Oleh: Heru Sutadi
Bisnis telekomunikasi di Indonesia, di satu sisi menampakan kemajuan penggunaan teknologi dan pertumbuhan pengguna yang sangat signifikan, namun di sisi lain kompetisi menjadi demikian ketat. Jumlah pemain yang cukup banyak—baik itu untuk untuk lisensi fixed wireless access (FWA), seluler termasuk broadband wireless access (BWA), membuat tidak semua penyelenggara telekomunikasi mendapatkan pendapatan serta keuntungan seperti yang diharapkan.
Seperti yang terjadi dengan PT Bakrie Telecom (BTEL) Tbk. Selain pengguna yang berkurang hingga 2 juta pengguna dibanding pada 2011, dalam laporan keuangan terakhir untuk 2012, BTEL menderita kerugian hingga mencapai Rp. 3,13 triliun. Kerugian ini jauh meningkat dibanding 2011 yang ‘hanya’ mencapai Rp. 782 miliar. Tidak jauh berbeda dengan BTEL, operator lain PT SmartFren—yang memiliki lisensi FWA dan Seluler, mengalami kondisi yang hampir sama. Sepanjang 2012, Smartfren merugi hingga Rp. 1,56 triliun. Meskipun, angka ini menurun dibanding kerugian taun sebelumnya yang mencapai Rp. 2,39 triliun.

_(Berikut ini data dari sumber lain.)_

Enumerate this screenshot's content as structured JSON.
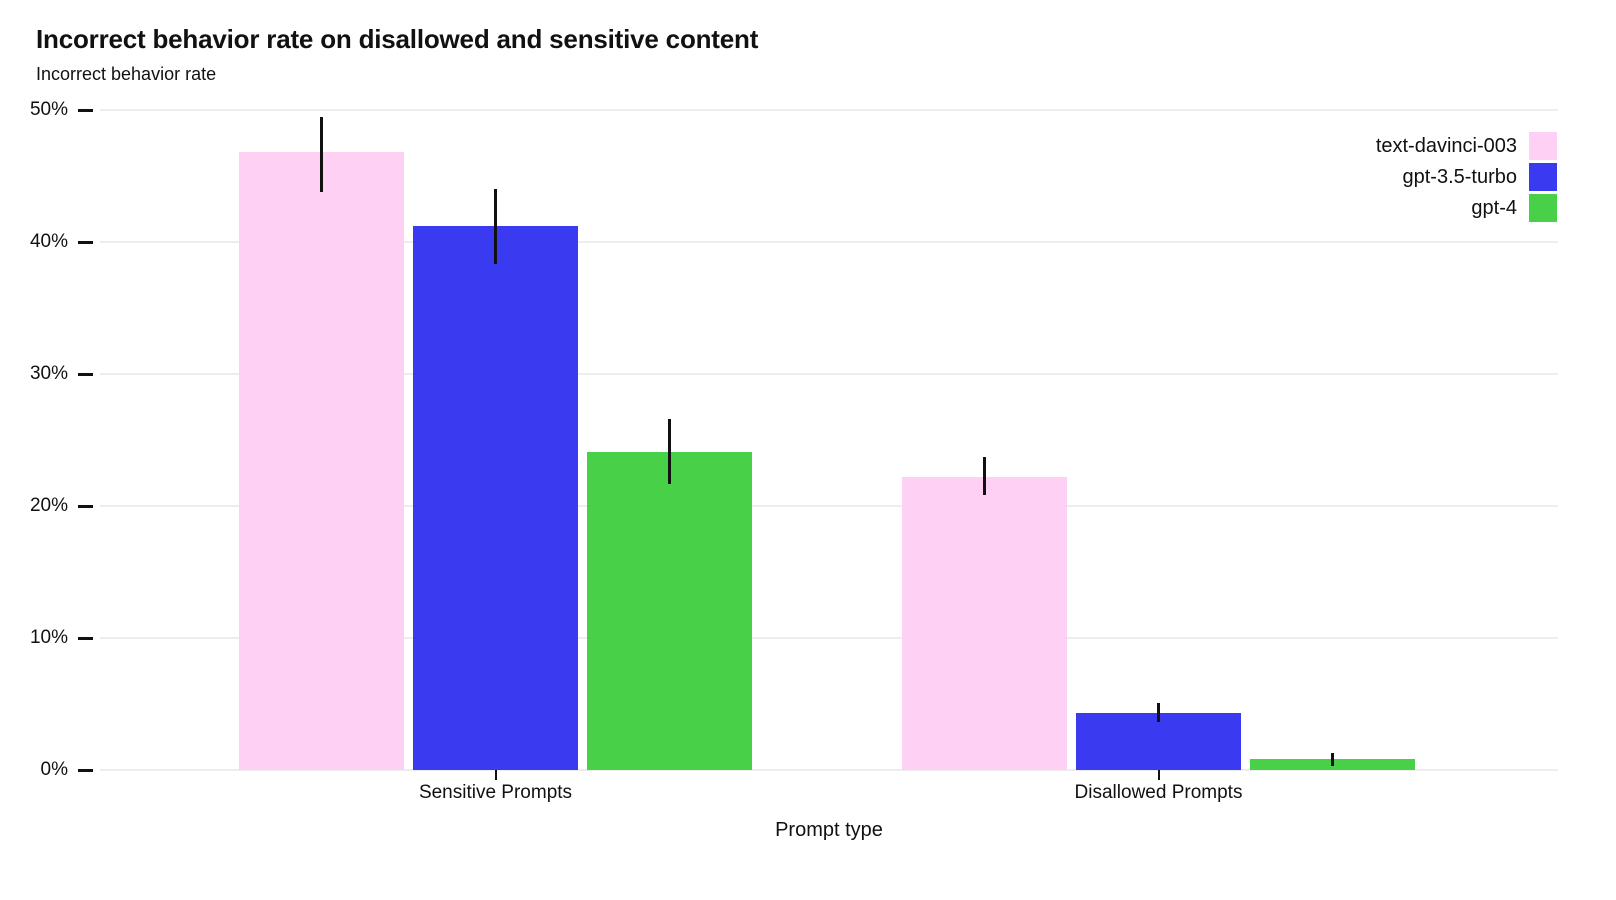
{
  "chart_data": {
    "type": "bar",
    "title": "Incorrect behavior rate on disallowed and sensitive content",
    "ylabel": "Incorrect behavior rate",
    "xlabel": "Prompt type",
    "categories": [
      "Sensitive Prompts",
      "Disallowed Prompts"
    ],
    "series": [
      {
        "name": "text-davinci-003",
        "color": "#fed1f4",
        "values": [
          46.8,
          22.2
        ],
        "error_low": [
          43.8,
          20.8
        ],
        "error_high": [
          49.5,
          23.7
        ]
      },
      {
        "name": "gpt-3.5-turbo",
        "color": "#3a3af0",
        "values": [
          41.2,
          4.3
        ],
        "error_low": [
          38.3,
          3.6
        ],
        "error_high": [
          44.0,
          5.1
        ]
      },
      {
        "name": "gpt-4",
        "color": "#48d148",
        "values": [
          24.1,
          0.8
        ],
        "error_low": [
          21.7,
          0.3
        ],
        "error_high": [
          26.6,
          1.3
        ]
      }
    ],
    "ylim": [
      0,
      50
    ],
    "y_tick_values": [
      0,
      10,
      20,
      30,
      40,
      50
    ],
    "y_tick_labels": [
      "0%",
      "10%",
      "20%",
      "30%",
      "40%",
      "50%"
    ],
    "y_tick_suffix": "%",
    "grid": true,
    "legend_position": "top-right",
    "error_bar_color": "#111111",
    "background_color": "#ffffff",
    "gridline_color": "#ededed"
  }
}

Jumlah penyelenggara telekomunikasi yang saat ini mencapai 10 operator mengakibatkan persaingan amat sangat ketat. Sementara, unsur utama untuk memenangkan persaingan atau hanya sekadar mempertahankan “hidup”, yaitu tarif dan kualitas, sudah sulit dilakukan. Tarif yang sudah sangat rendah sulit untuk dibuat rendah lagi. Sementara, frekuensi sebagai salah satu komponen jaringan yang menjadi faktor penting dalam penyelenggaraan telekomunikasi khususnya bergerak seluler sudah semakin terbatas atau bahkan sudah dialokasikan.

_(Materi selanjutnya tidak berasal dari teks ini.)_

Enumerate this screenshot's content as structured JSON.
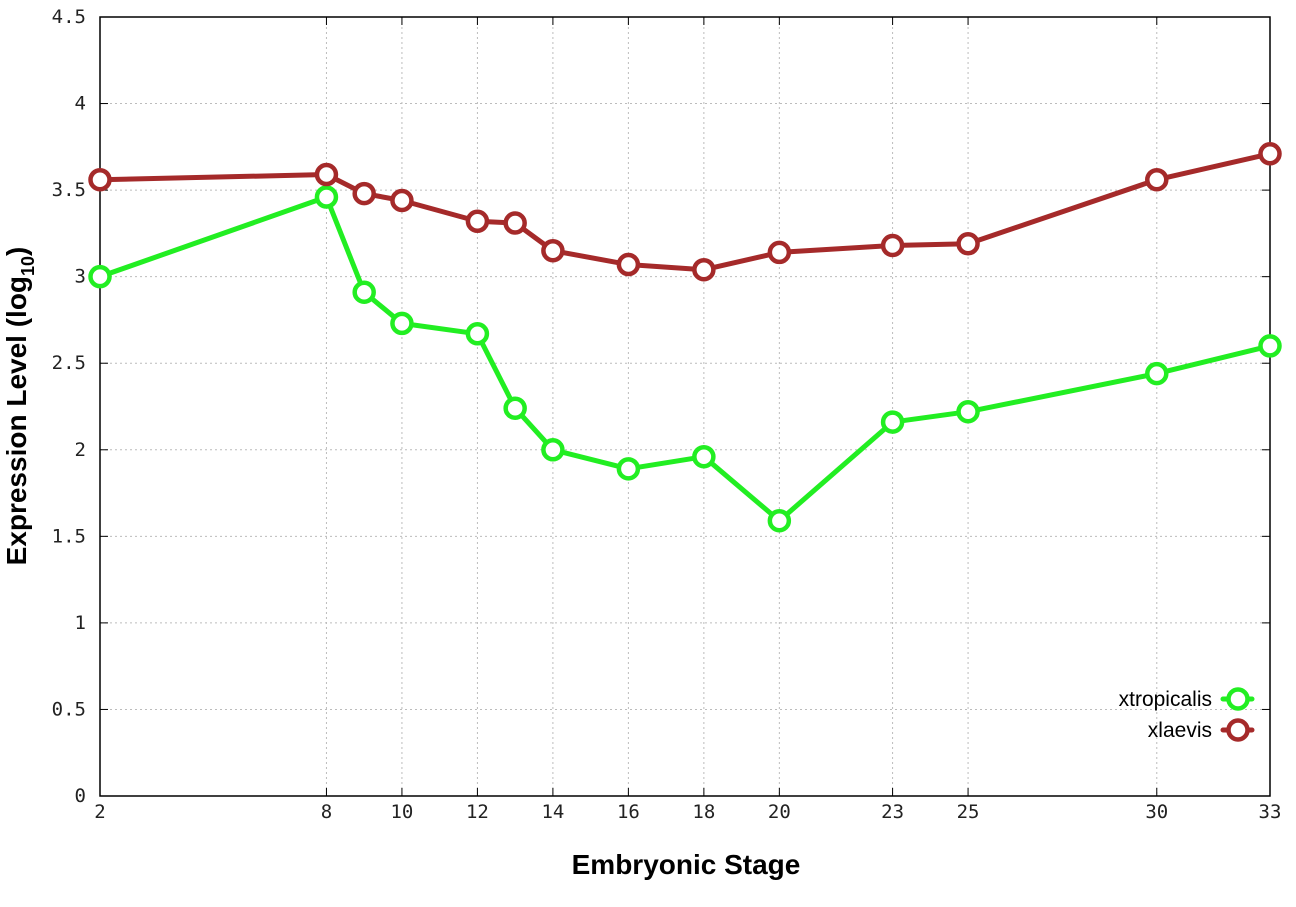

Dari kondisi tersebut, walaupun akan berbeda untuk masing-masing operator, ini merupakan saat yang tepat untuk duduk bersama menyusun strategi bagaimana menyelamatkan industri telekomunikasi ini ke depan. Apalagi, pemerintah sendiri melalui Direktur Jenderal Sumber Daya dan Perangkat Pos dan Informasi M. Budi Setiawan, telah menyadari hal ini dan mewacanakan agar para operator telekomunikasi berkonsolidasi.
Konsolidasi dapat dilakukan dengan dua metode utama, yaitu antaroperator melakukan penggabungan atau akuisisi, serta dengan menggunakan semua jaringan termasuk sumber daya frekuensinya secara bersama agar lebih optimal. Metode penggabungan atau akuisisi mungkin lebih sulit dilakukan mengingat masing-masing operator tetap ingin berusaha sendiri-sendiri serta khawatir akan dikaitkan dengan kepemilikan silang—meski UU telekomunikasi tidak melarang hal ini, namun kasus kepemilikan Temasek di Indosat dan Telkomsel jadi preseden seolah-seolah ada larangan, padahal yang dilarang adalah jika ada kartel, upaya praktik monopoli atau hambatan untuk persaingan usaha secara sehat.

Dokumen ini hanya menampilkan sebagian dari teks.